A complexidade que acentua a dinâmica da contradição contemporânea do mundo trabalho resulta do aprofundamento das influências inerentes ao Modo de Produção Capitalista (MPC), sobretudo, a partir da sua entrada na fase de crise estrutural do capitalismo. Nessa conjuntura, é indispensável pontuar os atuais rebatimentos sobre o trabalho, os trabalhadores e o ataque aos seus respectivos direitos.
Segundo Marx (2004), o trabalhador se torna tanto mais pobre quanto mais riqueza produz. Decerto, na atual conjuntura, o trabalho produz maravilhas para os ricos, mas produz privações para o trabalhador. Desse modo, o trabalho perde o seu caráter original (atividade vital) e indispensável ao homem de produzir coisas úteis (visando satisfazer às necessidades humanas) para atender às demandas do capital. Aqui, “[...] quanto mais o trabalhador se desgasta trabalhando (ausarbeitet), tanto mais poderoso se torna o objetivo, alheio (fremd) que ele cria diante de si, tanto mais pobre se torna ele mesmo, seu mundo interior, [e] tanto menos [o trabalhador] pertence a si próprio.” (MARX, 2004, p. 80-81).
Para o referido autor, se o produto produzido pelo trabalhador visa atender às demandas do capital, essa relação só é possível pelo fato de “[...] [o produto do trabalho] pertencer a um outro homem fora o trabalhador.” (MARX, 2004, p. 86, grifo do autor), tornando a atividade (trabalho) um martírio para os trabalhadores, mas uma alegria de viver para os capitalistas.
A pertinência das análises desse autor sobre o mundo do trabalho no contexto capitalista é indispensável para o entendimento crítico referenciado neste estudo, sobretudo, a partir do processo de superexploração da classe trabalhadora.
Para tanto, torna-se fecundo apreender o processo de superexploração da classe trabalhadora, inserido no contexto da atual crise do capitalismo, enquanto uma crise estrutural, portanto, de dimensões societárias por atingir a sociedade tardo-burguesa, imanente ao capital, que tem se adensado dado ao seu caráter estrutural, crônico e cumulativo.
Segundo Mészáros (2009), desde a crise de 1929, o capitalismo não presenciava um processo tão crítico, aflorando inclusive no próprio discurso dos detentores do capital, seus gestores e políticos. Assim, a crise é estrutural do sistema capitalista contemporâneo e possui como raiz profunda o excesso de capacidade de produção que não encontra retorno de venda.
De acordo com esse autor, essa crise aponta, na atualidade, uma conjuntura de total expansão e liberdade do capital para se desenvolver e autovalorizar-se, sobretudo na tendência de cortes de direitos e de conquistas sociais. É um momento histórico de flexiblizações, inseguranças, riscos, incertezas e fragmentações.
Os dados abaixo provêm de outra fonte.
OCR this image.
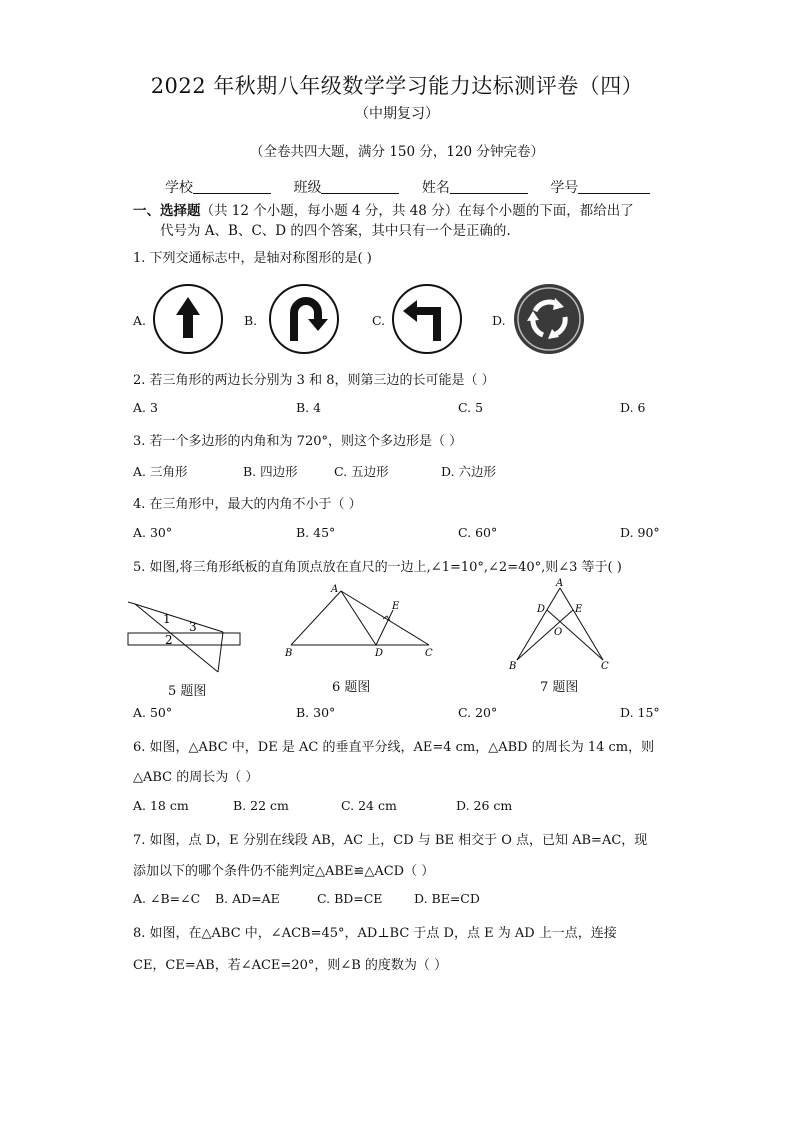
2022 年秋期八年级数学学习能力达标测评卷（四）
（中期复习）
（全卷共四大题，满分 150 分，120 分钟完卷）
学校	班级	姓名	学号
一、选择题（共 12 个小题，每小题 4 分，共 48 分）在每个小题的下面，都给出了
代号为 A、B、C、D 的四个答案，其中只有一个是正确的.
1. 下列交通标志中，是轴对称图形的是( )
A.	B.	C.	D.
2. 若三角形的两边长分别为 3 和 8，则第三边的长可能是（ ）
A. 3	B. 4	C. 5	D. 6
3. 若一个多边形的内角和为 720°，则这个多边形是（ ）
A. 三角形	B. 四边形	C. 五边形	D. 六边形
4. 在三角形中，最大的内角不小于（ ）
A. 30°	B. 45°	C. 60°	D. 90°
5. 如图,将三角形纸板的直角顶点放在直尺的一边上,∠1=10°,∠2=40°,则∠3 等于( )
1
2
3
5 题图
A
E
B	D	C
6 题图
A
D	E
O
B	C
7 题图
A. 50°	B. 30°	C. 20°	D. 15°
6. 如图，△ABC 中，DE 是 AC 的垂直平分线，AE=4 cm，△ABD 的周长为 14 cm，则
△ABC 的周长为（ ）
A. 18 cm	B. 22 cm	C. 24 cm	D. 26 cm
7. 如图，点 D，E 分别在线段 AB，AC 上，CD 与 BE 相交于 O 点，已知 AB=AC，现
添加以下的哪个条件仍不能判定△ABE≌△ACD（ ）
A. ∠B=∠C B. AD=AE	C. BD=CE	D. BE=CD
8. 如图，在△ABC 中，∠ACB=45°，AD⊥BC 于点 D，点 E 为 AD 上一点，连接
CE，CE=AB，若∠ACE=20°，则∠B 的度数为（ ）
Com efeito, a partir da década 1970, adensa-se um cenário de crise estrutural, o que leva o capital a utilizar vários mecanismos de reestruturação com ênfase na expansão da esfera financeira e a substituição do padrão taylorista e fordista pela acumulação flexível. (CHESNAIS, 1996; HARVEY, 1999 apud SILVA; RAMOS, 2015).
Nesse contexto, expandiu-se fortemente a sociabilidade neoliberal, contribuindo para a apreensão da força de trabalho humana sob as condições da exploração do capital, com o aumento da informalização e a degradação do estatuto salarial. Ao mesmo tempo, assiste-se a intensificação e a elevação da jornada de trabalho, acarretando sérios danos sobre o corpo e a mente dos trabalhadores inseridos em diferentes ramos de atividade.
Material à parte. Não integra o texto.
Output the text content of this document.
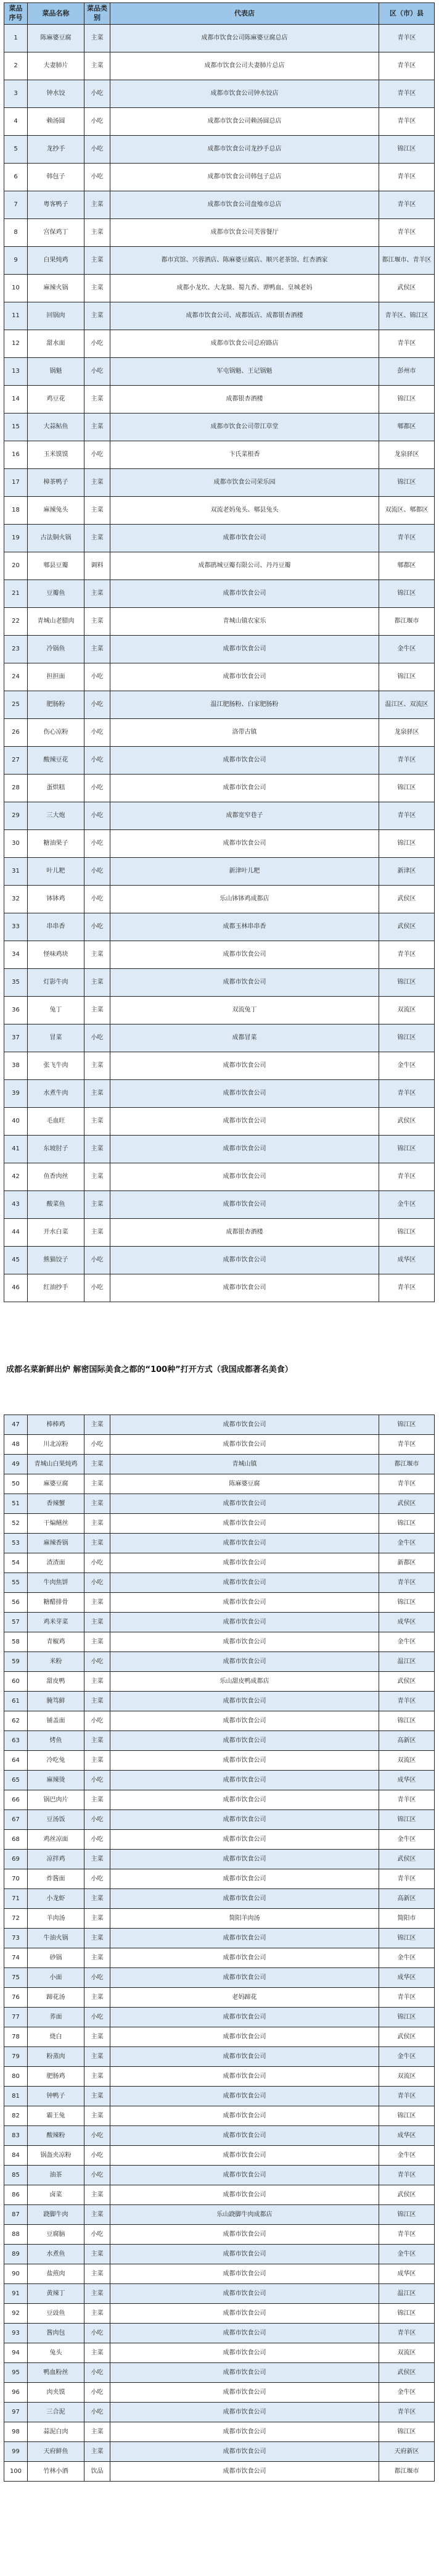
菜品序号	菜品名称	菜品类别	代表店	区（市）县
1	陈麻婆豆腐	主菜	成都市饮食公司陈麻婆豆腐总店	青羊区
2	夫妻肺片	主菜	成都市饮食公司夫妻肺片总店	青羊区
3	钟水饺	小吃	成都市饮食公司钟水饺店	青羊区
4	赖汤圆	小吃	成都市饮食公司赖汤圆总店	青羊区
5	龙抄手	小吃	成都市饮食公司龙抄手总店	锦江区
6	韩包子	小吃	成都市饮食公司韩包子总店	青羊区
7	粤客鸭子	主菜	成都市饮食公司盘飧市总店	青羊区
8	宫保鸡丁	主菜	成都市饮食公司芙蓉餐厅	青羊区
9	白果炖鸡	主菜	都市宾馆、兴蓉酒店、陈麻婆豆腐店、顺兴老茶馆、红杏酒家	都江堰市、青羊区
10	麻辣火锅	主菜	成都小龙坎、大龙燚、蜀九香、谭鸭血、皇城老妈	武侯区
11	回锅肉	主菜	成都市饮食公司、成都饭店、成都银杏酒楼	青羊区、锦江区
12	甜水面	小吃	成都市饮食公司总府路店	青羊区
13	锅魁	小吃	军屯锅魁、王记锅魁	彭州市
14	鸡豆花	主菜	成都银杏酒楼	锦江区
15	大蒜鲇鱼	主菜	成都市饮食公司带江草堂	郫都区
16	玉米馍馍	小吃	卞氏菜根香	龙泉驿区
17	樟茶鸭子	主菜	成都市饮食公司荣乐园	锦江区
18	麻辣兔头	主菜	双流老妈兔头、郫县兔头	双流区、郫都区
19	古法铜火锅	主菜	成都市饮食公司	青羊区
20	郫县豆瓣	调料	成都鹃城豆瓣有限公司、丹丹豆瓣	郫都区
21	豆瓣鱼	主菜	成都市饮食公司	锦江区
22	青城山老腊肉	主菜	青城山镇农家乐	都江堰市
23	冷锅鱼	主菜	成都市饮食公司	金牛区
24	担担面	小吃	成都市饮食公司	锦江区
25	肥肠粉	小吃	温江肥肠粉、白家肥肠粉	温江区、双流区
26	伤心凉粉	小吃	洛带古镇	龙泉驿区
27	酸辣豆花	小吃	成都市饮食公司	青羊区
28	蛋烘糕	小吃	成都市饮食公司	锦江区
29	三大炮	小吃	成都宽窄巷子	青羊区
30	糖油果子	小吃	成都市饮食公司	锦江区
31	叶儿粑	小吃	新津叶儿粑	新津区
32	钵钵鸡	小吃	乐山钵钵鸡成都店	武侯区
33	串串香	小吃	成都玉林串串香	武侯区
34	怪味鸡块	主菜	成都市饮食公司	青羊区
35	灯影牛肉	主菜	成都市饮食公司	锦江区
36	兔丁	主菜	双流兔丁	双流区
37	冒菜	小吃	成都冒菜	锦江区
38	张飞牛肉	主菜	成都市饮食公司	金牛区
39	水煮牛肉	主菜	成都市饮食公司	青羊区
40	毛血旺	主菜	成都市饮食公司	武侯区
41	东坡肘子	主菜	成都市饮食公司	锦江区
42	鱼香肉丝	主菜	成都市饮食公司	青羊区
43	酸菜鱼	主菜	成都市饮食公司	金牛区
44	开水白菜	主菜	成都银杏酒楼	锦江区
45	熊猫饺子	小吃	成都市饮食公司	成华区
46	红油抄手	小吃	成都市饮食公司	青羊区
成都名菜新鲜出炉 解密国际美食之都的“100种”打开方式（我国成都著名美食）
47	棒棒鸡	主菜	成都市饮食公司	锦江区
48	川北凉粉	小吃	成都市饮食公司	青羊区
49	青城山白果炖鸡	主菜	青城山镇	都江堰市
50	麻婆豆腐	主菜	陈麻婆豆腐	青羊区
51	香辣蟹	主菜	成都市饮食公司	武侯区
52	干煸鳝丝	主菜	成都市饮食公司	锦江区
53	麻辣香锅	主菜	成都市饮食公司	金牛区
54	渣渣面	小吃	成都市饮食公司	新都区
55	牛肉焦饼	小吃	成都市饮食公司	青羊区
56	糖醋排骨	主菜	成都市饮食公司	锦江区
57	鸡米芽菜	主菜	成都市饮食公司	成华区
58	青椒鸡	主菜	成都市饮食公司	金牛区
59	米粉	小吃	成都市饮食公司	温江区
60	甜皮鸭	主菜	乐山甜皮鸭成都店	武侯区
61	腌笃鲜	主菜	成都市饮食公司	青羊区
62	铺盖面	小吃	成都市饮食公司	锦江区
63	烤鱼	主菜	成都市饮食公司	高新区
64	冷吃兔	主菜	成都市饮食公司	双流区
65	麻辣烫	小吃	成都市饮食公司	成华区
66	锅巴肉片	主菜	成都市饮食公司	青羊区
67	豆汤饭	小吃	成都市饮食公司	锦江区
68	鸡丝凉面	小吃	成都市饮食公司	金牛区
69	凉拌鸡	主菜	成都市饮食公司	武侯区
70	炸酱面	小吃	成都市饮食公司	青羊区
71	小龙虾	主菜	成都市饮食公司	高新区
72	羊肉汤	主菜	简阳羊肉汤	简阳市
73	牛油火锅	主菜	成都市饮食公司	锦江区
74	砂锅	主菜	成都市饮食公司	金牛区
75	小面	小吃	成都市饮食公司	成华区
76	蹄花汤	主菜	老妈蹄花	青羊区
77	荞面	小吃	成都市饮食公司	锦江区
78	烧白	主菜	成都市饮食公司	武侯区
79	粉蒸肉	主菜	成都市饮食公司	金牛区
80	肥肠鸡	主菜	成都市饮食公司	双流区
81	钟鸭子	主菜	成都市饮食公司	青羊区
82	霸王兔	主菜	成都市饮食公司	锦江区
83	酸辣粉	小吃	成都市饮食公司	成华区
84	锅盔夹凉粉	小吃	成都市饮食公司	金牛区
85	油茶	小吃	成都市饮食公司	青羊区
86	卤菜	主菜	成都市饮食公司	武侯区
87	跷脚牛肉	主菜	乐山跷脚牛肉成都店	锦江区
88	豆腐脑	小吃	成都市饮食公司	青羊区
89	水煮鱼	主菜	成都市饮食公司	金牛区
90	盐煎肉	主菜	成都市饮食公司	成华区
91	黄辣丁	主菜	成都市饮食公司	温江区
92	豆豉鱼	主菜	成都市饮食公司	锦江区
93	酱肉包	小吃	成都市饮食公司	青羊区
94	兔头	主菜	成都市饮食公司	双流区
95	鸭血粉丝	小吃	成都市饮食公司	武侯区
96	肉夹馍	小吃	成都市饮食公司	金牛区
97	三合泥	小吃	成都市饮食公司	青羊区
98	蒜泥白肉	主菜	成都市饮食公司	锦江区
99	天府鲜鱼	主菜	成都市饮食公司	天府新区
100	竹林小酒	饮品	成都市饮食公司	都江堰市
As multidimensionalidades da crise do capitalismo contemporâneo, as reformas neoliberais em curso e a disputa de projetos sociais distintos suscitam uma nova era de precarização estrutural do trabalho. (ALVES, 2013; ANTUNES, 2013).
Essa é a conjuntura na qual, com o avanço da ofensiva neoliberal no Brasil a partir da década de 1990, se desenvolve o processo de reestruturação produtiva, marcada pelo avanço do processo de terceirização e pela alta incidência de acidentes de trabalho. Tais transformações atingem os trabalhadores tanto em sua materialidade como em sua subjetividade. Atribuem-se, assim, novos contornos ao exercício profissional, intensificando exigências e desafios, tais como: qualificações, competências, flexibilidade e criatividade.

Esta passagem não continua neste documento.